The film also deals with this very notion of sex and gender relations as founded on power games. Once again, it's in one of the most sexually explicit scenes that Verhoeven locates some of his most trenchant observations. The first sex scene between Nick and Catherine is a study in sex as power, the couple rolling around and exchanging roles, first one on top, in control, then the other. It looks as much like a fight, a battle, as it does like sex. Verhoeven is also interested in the possible differences between "fucking" and "making love," terms that the people in this film never use interchangeably. Catherine is of course the first to make the distinction, emphatically insisting that her relationship with her murdered boyfriend consisted only of fucking, that there was nothing deeper to it, at least for her. It comes up again after Nick violently has his way with his occasional lover and therapist, Beth (Jeanne Tripplehorn), who angrily tells him afterward, "you weren't making love." Among the film's many concerns is the question of what sex actually means, whether it can or does constitute deeper connections between people or whether it's just fucking: manipulation, power games, who's on top, who's fucking and who's being fucked. Later, a visibly softened Catherine asks Nick to "make love to" her, but one of the film's many unresolved questions is whether Catherine's icy exterior is actually melted by Nick, or if she just decides he's an especially great fuck.
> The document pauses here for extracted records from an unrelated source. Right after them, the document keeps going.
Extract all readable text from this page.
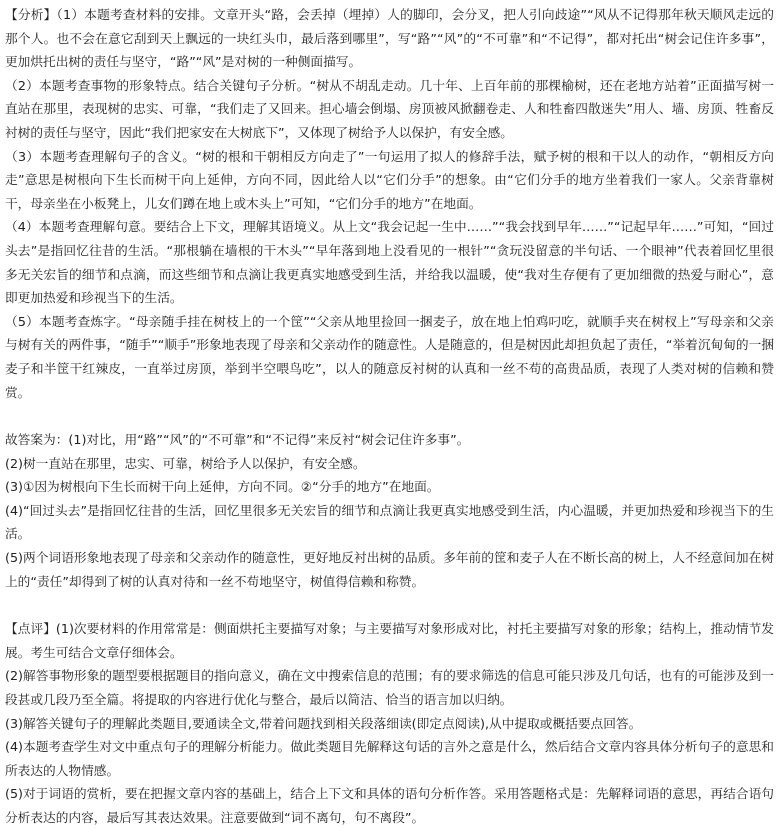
【分析】（1）本题考查材料的安排。文章开头“路，会丢掉（埋掉）人的脚印，会分叉，把人引向歧途”“风从不记得那年秋天顺风走远的那个人。也不会在意它刮到天上飘远的一块红头巾，最后落到哪里”，写“路”“风”的“不可靠”和“不记得”，都对托出“树会记住许多事”，更加烘托出树的责任与坚守，“路”“风”是对树的一种侧面描写。

（2）本题考查事物的形象特点。结合关键句子分析。“树从不胡乱走动。几十年、上百年前的那棵榆树，还在老地方站着”正面描写树一直站在那里，表现树的忠实、可靠，“我们走了又回来。担心墙会倒塌、房顶被风掀翻卷走、人和牲畜四散迷失”用人、墙、房顶、牲畜反衬树的责任与坚守，因此“我们把家安在大树底下”，又体现了树给予人以保护，有安全感。

（3）本题考查理解句子的含义。“树的根和干朝相反方向走了”一句运用了拟人的修辞手法，赋予树的根和干以人的动作，“朝相反方向走”意思是树根向下生长而树干向上延伸，方向不同，因此给人以“它们分手”的想象。由“它们分手的地方坐着我们一家人。父亲背靠树干，母亲坐在小板凳上，儿女们蹲在地上或木头上”可知，“它们分手的地方”在地面。

（4）本题考查理解句意。要结合上下文，理解其语境义。从上文“我会记起一生中……”“我会找到早年……”“记起早年……”可知，“回过头去”是指回忆往昔的生活。“那根躺在墙根的干木头”“早年落到地上没看见的一根针”“贪玩没留意的半句话、一个眼神”代表着回忆里很多无关宏旨的细节和点滴，而这些细节和点滴让我更真实地感受到生活，并给我以温暖，使“我对生存便有了更加细微的热爱与耐心”，意即更加热爱和珍视当下的生活。

（5）本题考查炼字。“母亲随手挂在树枝上的一个筐”“父亲从地里捡回一捆麦子，放在地上怕鸡叼吃，就顺手夹在树杈上”写母亲和父亲与树有关的两件事，“随手”“顺手”形象地表现了母亲和父亲动作的随意性。人是随意的，但是树因此却担负起了责任，“举着沉甸甸的一捆麦子和半筐干红辣皮，一直举过房顶，举到半空喂鸟吃”，以人的随意反衬树的认真和一丝不苟的高贵品质，表现了人类对树的信赖和赞赏。

故答案为：(1)对比，用“路”“风”的“不可靠”和“不记得”来反衬“树会记住许多事”。

(2)树一直站在那里，忠实、可靠，树给予人以保护，有安全感。

(3)①因为树根向下生长而树干向上延伸，方向不同。②“分手的地方”在地面。

(4)“回过头去”是指回忆往昔的生活，回忆里很多无关宏旨的细节和点滴让我更真实地感受到生活，内心温暖，并更加热爱和珍视当下的生活。

(5)两个词语形象地表现了母亲和父亲动作的随意性，更好地反衬出树的品质。多年前的筐和麦子人在不断长高的树上，人不经意间加在树上的“责任”却得到了树的认真对待和一丝不苟地坚守，树值得信赖和称赞。

【点评】(1)次要材料的作用常常是：侧面烘托主要描写对象；与主要描写对象形成对比，衬托主要描写对象的形象；结构上，推动情节发展。考生可结合文章仔细体会。

(2)解答事物形象的题型要根据题目的指向意义，确在文中搜索信息的范围；有的要求筛选的信息可能只涉及几句话，也有的可能涉及到一段甚或几段乃至全篇。将提取的内容进行优化与整合，最后以简洁、恰当的语言加以归纳。

(3)解答关键句子的理解此类题目,要通读全文,带着问题找到相关段落细读(即定点阅读),从中提取或概括要点回答。

(4)本题考查学生对文中重点句子的理解分析能力。做此类题目先解释这句话的言外之意是什么，然后结合文章内容具体分析句子的意思和所表达的人物情感。

(5)对于词语的赏析，要在把握文章内容的基础上，结合上下文和具体的语句分析作答。采用答题格式是：先解释词语的意思，再结合语句分析表达的内容，最后写其表达效果。注意要做到“词不离句，句不离段”。
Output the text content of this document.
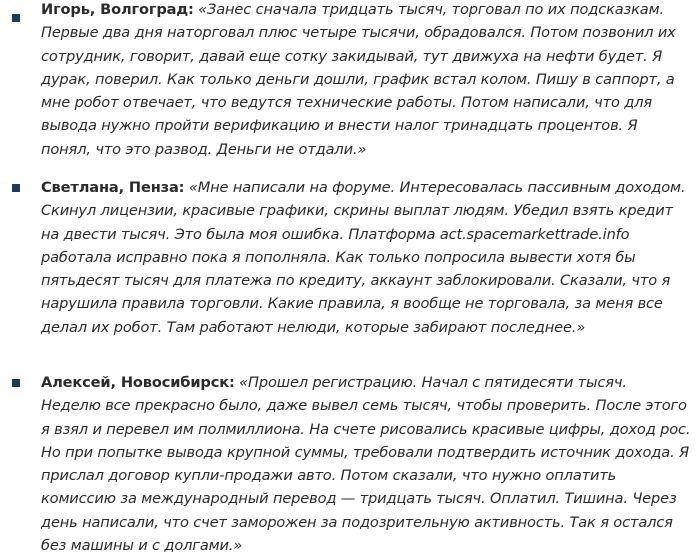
Игорь, Волгоград: «Занес сначала тридцать тысяч, торговал по их подсказкам. Первые два дня наторговал плюс четыре тысячи, обрадовался. Потом позвонил их сотрудник, говорит, давай еще сотку закидывай, тут движуха на нефти будет. Я дурак, поверил. Как только деньги дошли, график встал колом. Пишу в саппорт, а мне робот отвечает, что ведутся технические работы. Потом написали, что для вывода нужно пройти верификацию и внести налог тринадцать процентов. Я понял, что это развод. Деньги не отдали.»

Светлана, Пенза: «Мне написали на форуме. Интересовалась пассивным доходом. Скинул лицензии, красивые графики, скрины выплат людям. Убедил взять кредит на двести тысяч. Это была моя ошибка. Платформа act.spacemarkettrade.info работала исправно пока я пополняла. Как только попросила вывести хотя бы пятьдесят тысяч для платежа по кредиту, аккаунт заблокировали. Сказали, что я нарушила правила торговли. Какие правила, я вообще не торговала, за меня все делал их робот. Там работают нелюди, которые забирают последнее.»

Алексей, Новосибирск: «Прошел регистрацию. Начал с пятидесяти тысяч. Неделю все прекрасно было, даже вывел семь тысяч, чтобы проверить. После этого я взял и перевел им полмиллиона. На счете рисовались красивые цифры, доход рос. Но при попытке вывода крупной суммы, требовали подтвердить источник дохода. Я прислал договор купли-продажи авто. Потом сказали, что нужно оплатить комиссию за международный перевод — тридцать тысяч. Оплатил. Тишина. Через день написали, что счет заморожен за подозрительную активность. Так я остался без машины и с долгами.»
What's great about Verhoeven's film, like so many of his films, is that Basic Instinct raises all these questions about sexuality and power and the media image of women without even seeming to verbalize anything greater than a grisly whodunnit with a lot of T-and-A. The film can be read just as easily either way, as a surface-level exploitation or a complex satirical commentary, and one suspects that Verhoeven likes having it both ways. This is one of the most troublesome aspects about his films, the suspicion that he enjoys smirking at his audiences, enjoys the fact that most people walk out of the movie talking only about Sharon Stone's body or the lingering mystery of whether or not Catherine "did it." At the same time, though, Basic Instinct is simply too complex, too potent, to dismiss entirely as Verhoeven condescending to popcorn moviegoers. The film ultimately positions Catherine as a surrogate for the director, manipulating and seducing the audience even as she does with Nick. Verhoeven, like Catherine, seems to enjoy the audience's appreciative gaze, but he knows that he's always the one in control.